Le cauri, ce coquillage qui a longtemps servi de monnaie
Depuis l’Antiquité jusqu’à un passé récent, un petit coquillage de la famille des « porcelaines » a servi de monnaie. Une fonction qui lui a valu son nom scientifique : cypraea moneta. Cette étonnante histoire étant très méconnue de nos concitoyens, zoom sur le cauri, son usage monétaire et les symboliques qui s’y attachent encore de nos jours...
Le cauri – nom usuel de Cypraea moneta et de son proche cousin cypraea annulus – avait toutes les qualités pour servir autrefois de monnaie : non périssable, ce coquillage de taille réduite (pas plus de 3 cm) est solide, maniable et impossible à contrefaire. Principalement localisé dans les eaux des Maldives (océan Indien), le cauri semble avoir initialement pris le statut de monnaie primaire en Chine au moins mille ans avant notre ère. Mais c’est en Afrique qu’il a connu son apogée monétaire après que des marchands arabes l’aient ramené depuis l’Asie sur le continent noir dès le 8e siècle de notre ère. Le cauri a, par la suite, et cela durant plusieurs siècles, principalement servi de monnaie d’échange lors des épisodes de la traite négrière transsaharienne mise en place par les trafiquants du Maghreb au détriment des populations noires subsahariennes.
Cet usage du cauri n’en a pas moins contribué à son succès en Afrique subsaharienne. Rapidement, ce coquillage a été employé dans différents types de transactions entre particuliers et commerçants. Il a également servi de monnaie compensatoire lors des transactions matrimoniales, pratique très répandue sur le continent. Ici et là, le cauri a même été utilisé pour le paiement des taxes et des tributs. À son apogée, au temps des colonisations, le cauri a été utilisé, d’ouest en est, quasiment dans toute l’Afrique noire comprise entre le Sahara au nord et le Congo au sud. Et, malgré les évolutions modernes des modes de transaction commerciale, sans doute eût-il prolongé sa vie monétaire si, en décembre 1945, n’était survenu un évènement qui a brusquement mis un coup d’arrêt à l’existence du cauri en tant que monnaie d’échange : la création du franc CFA.

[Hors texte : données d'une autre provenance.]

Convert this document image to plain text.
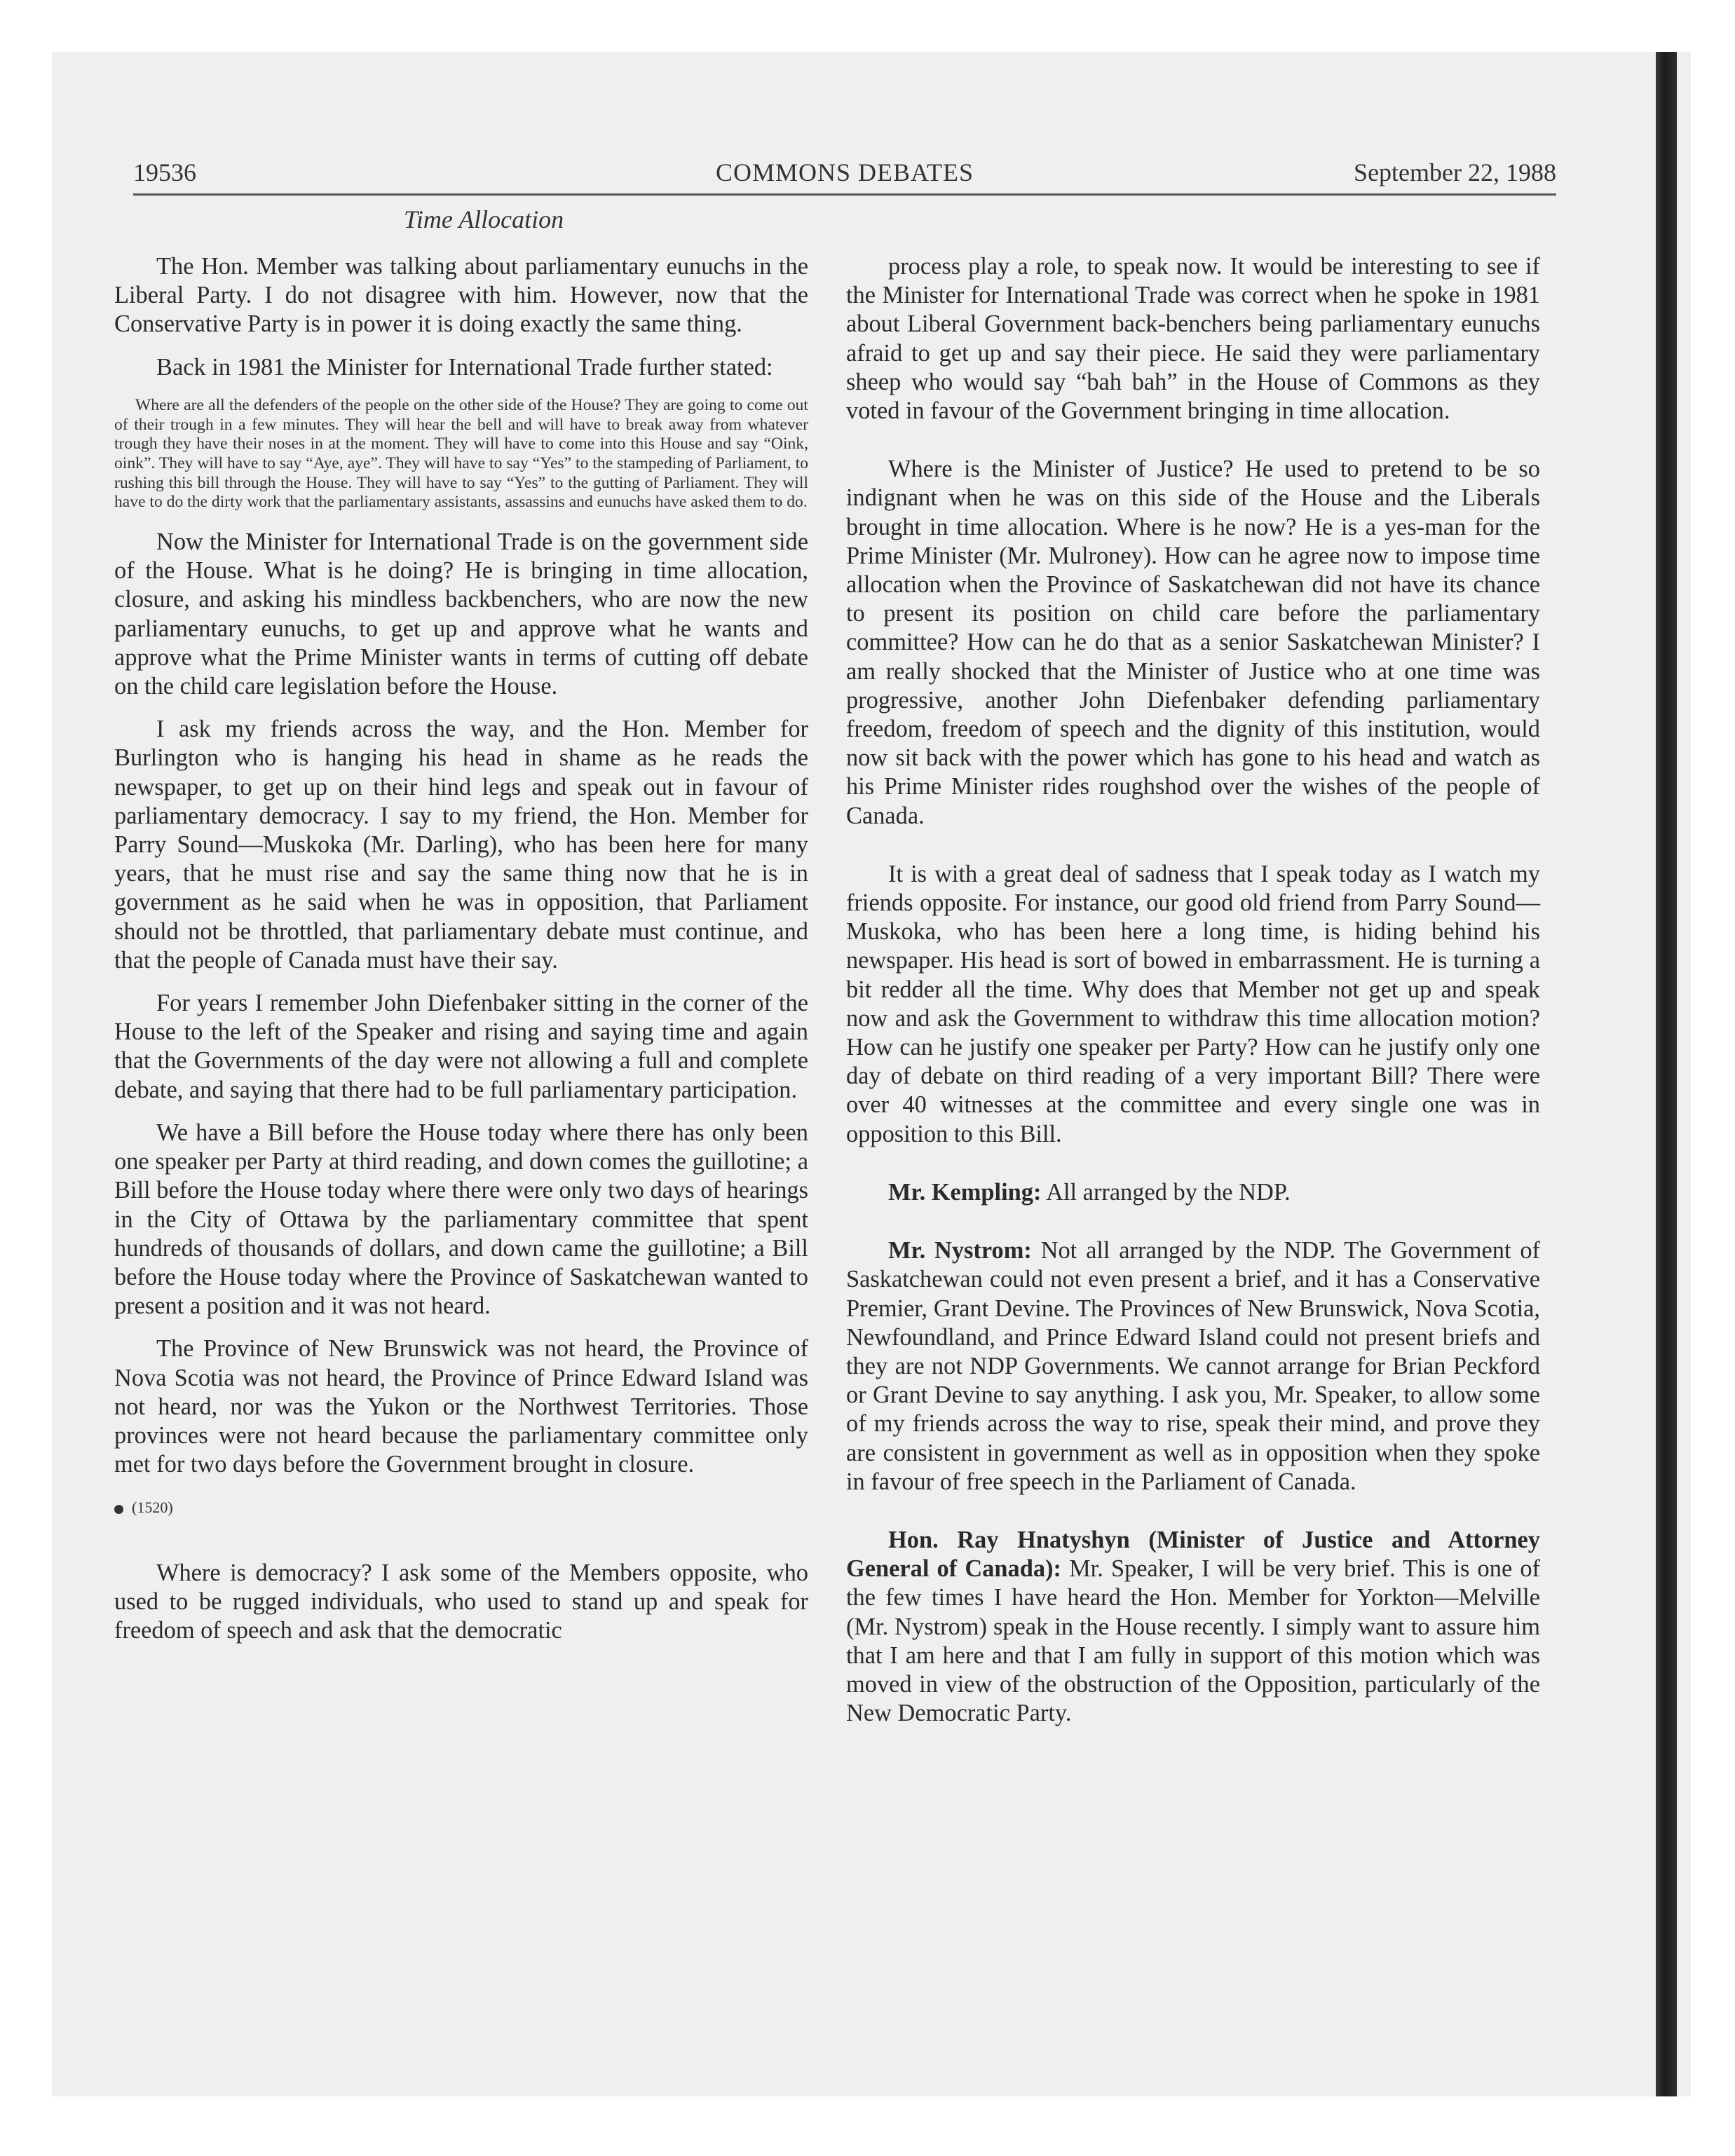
19536	COMMONS DEBATES	September 22, 1988
Time Allocation

The Hon. Member was talking about parliamentary eunuchs in the Liberal Party. I do not disagree with him. However, now that the Conservative Party is in power it is doing exactly the same thing.

Back in 1981 the Minister for International Trade further stated:

Where are all the defenders of the people on the other side of the House? They are going to come out of their trough in a few minutes. They will hear the bell and will have to break away from whatever trough they have their noses in at the moment. They will have to come into this House and say “Oink, oink”. They will have to say “Aye, aye”. They will have to say “Yes” to the stampeding of Parliament, to rushing this bill through the House. They will have to say “Yes” to the gutting of Parliament. They will have to do the dirty work that the parliamentary assistants, assassins and eunuchs have asked them to do.

Now the Minister for International Trade is on the government side of the House. What is he doing? He is bringing in time allocation, closure, and asking his mindless backbenchers, who are now the new parliamentary eunuchs, to get up and approve what he wants and approve what the Prime Minister wants in terms of cutting off debate on the child care legislation before the House.

I ask my friends across the way, and the Hon. Member for Burlington who is hanging his head in shame as he reads the newspaper, to get up on their hind legs and speak out in favour of parliamentary democracy. I say to my friend, the Hon. Member for Parry Sound—Muskoka (Mr. Darling), who has been here for many years, that he must rise and say the same thing now that he is in government as he said when he was in opposition, that Parliament should not be throttled, that parliamentary debate must continue, and that the people of Canada must have their say.

For years I remember John Diefenbaker sitting in the corner of the House to the left of the Speaker and rising and saying time and again that the Governments of the day were not allowing a full and complete debate, and saying that there had to be full parliamentary participation.

We have a Bill before the House today where there has only been one speaker per Party at third reading, and down comes the guillotine; a Bill before the House today where there were only two days of hearings in the City of Ottawa by the parliamentary committee that spent hundreds of thousands of dollars, and down came the guillotine; a Bill before the House today where the Province of Saskatchewan wanted to present a position and it was not heard.

The Province of New Brunswick was not heard, the Province of Nova Scotia was not heard, the Province of Prince Edward Island was not heard, nor was the Yukon or the Northwest Territories. Those provinces were not heard because the parliamentary committee only met for two days before the Government brought in closure.

(1520)

Where is democracy? I ask some of the Members opposite, who used to be rugged individuals, who used to stand up and speak for freedom of speech and ask that the democratic

process play a role, to speak now. It would be interesting to see if the Minister for International Trade was correct when he spoke in 1981 about Liberal Government back-benchers being parliamentary eunuchs afraid to get up and say their piece. He said they were parliamentary sheep who would say “bah bah” in the House of Commons as they voted in favour of the Government bringing in time allocation.

Where is the Minister of Justice? He used to pretend to be so indignant when he was on this side of the House and the Liberals brought in time allocation. Where is he now? He is a yes-man for the Prime Minister (Mr. Mulroney). How can he agree now to impose time allocation when the Province of Saskatchewan did not have its chance to present its position on child care before the parliamentary committee? How can he do that as a senior Saskatchewan Minister? I am really shocked that the Minister of Justice who at one time was progressive, another John Diefenbaker defending parliamentary freedom, freedom of speech and the dignity of this institution, would now sit back with the power which has gone to his head and watch as his Prime Minister rides roughshod over the wishes of the people of Canada.

It is with a great deal of sadness that I speak today as I watch my friends opposite. For instance, our good old friend from Parry Sound—Muskoka, who has been here a long time, is hiding behind his newspaper. His head is sort of bowed in embarrassment. He is turning a bit redder all the time. Why does that Member not get up and speak now and ask the Government to withdraw this time allocation motion? How can he justify one speaker per Party? How can he justify only one day of debate on third reading of a very important Bill? There were over 40 witnesses at the committee and every single one was in opposition to this Bill.

Mr. Kempling: All arranged by the NDP.

Mr. Nystrom: Not all arranged by the NDP. The Government of Saskatchewan could not even present a brief, and it has a Conservative Premier, Grant Devine. The Provinces of New Brunswick, Nova Scotia, Newfoundland, and Prince Edward Island could not present briefs and they are not NDP Governments. We cannot arrange for Brian Peckford or Grant Devine to say anything. I ask you, Mr. Speaker, to allow some of my friends across the way to rise, speak their mind, and prove they are consistent in government as well as in opposition when they spoke in favour of free speech in the Parliament of Canada.

Hon. Ray Hnatyshyn (Minister of Justice and Attorney General of Canada): Mr. Speaker, I will be very brief. This is one of the few times I have heard the Hon. Member for Yorkton—Melville (Mr. Nystrom) speak in the House recently. I simply want to assure him that I am here and that I am fully in support of this motion which was moved in view of the obstruction of the Opposition, particularly of the New Democratic Party.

Mortellement atteint, le cauri a très vite disparu des échanges commerciaux. Il n’en est pas moins resté très populaire dans les populations. Des cauris illustrent d’ailleurs plusieurs monnaies africaines. Le nom de ce coquillage aurait même pu devenir celui d’une monnaie unique commune aux pays de l’ouest africain, si l’on en croit ce qu’écrivait en 2016 l’hebdomadaire Jeune Afrique (lien). Cela ne s’est pas fait, la Banque Centrale des États de l’Ouest Africain (BCEAO) ayant refusé à ce jour de sauter le pas, possiblement échaudée par les tensions de la zone euro.
Le rôle monétaire du cauri ayant définitivement cessé au cours du 20e siècle, on aurait pu penser que ce coquillage serait délaissé pour n’être plus qu’une modeste porcelaine parmi tant d’autres. Il n’en a rien été : le cauri garde de nos jours dans certaines régions d’Afrique de réels attraits décoratifs dans le domaine de la bijouterie, notamment sous la forme de colliers composés, ici de cauris naturels, là de cauris peints. En outre, l’aspect particulier de cypraea moneta et cypraea annulus a fait depuis des millénaires de ce petit coquillage un symbole de féminité et un talisman de fertilité qui ne se sont jamais démentis au fil du temps dans les populations subsahariennes. Localement, l’on prête même à ce coquillage des vertus divinatoires utilisées dans la voyance, et pas seulement en Afrique : importé par les esclaves noirs sur le territoire américain, le cauri est encore, de nos jours, utilisé dans les rites vaudous en Louisiane.
Une histoire étonnante pour une si modeste porcelaine.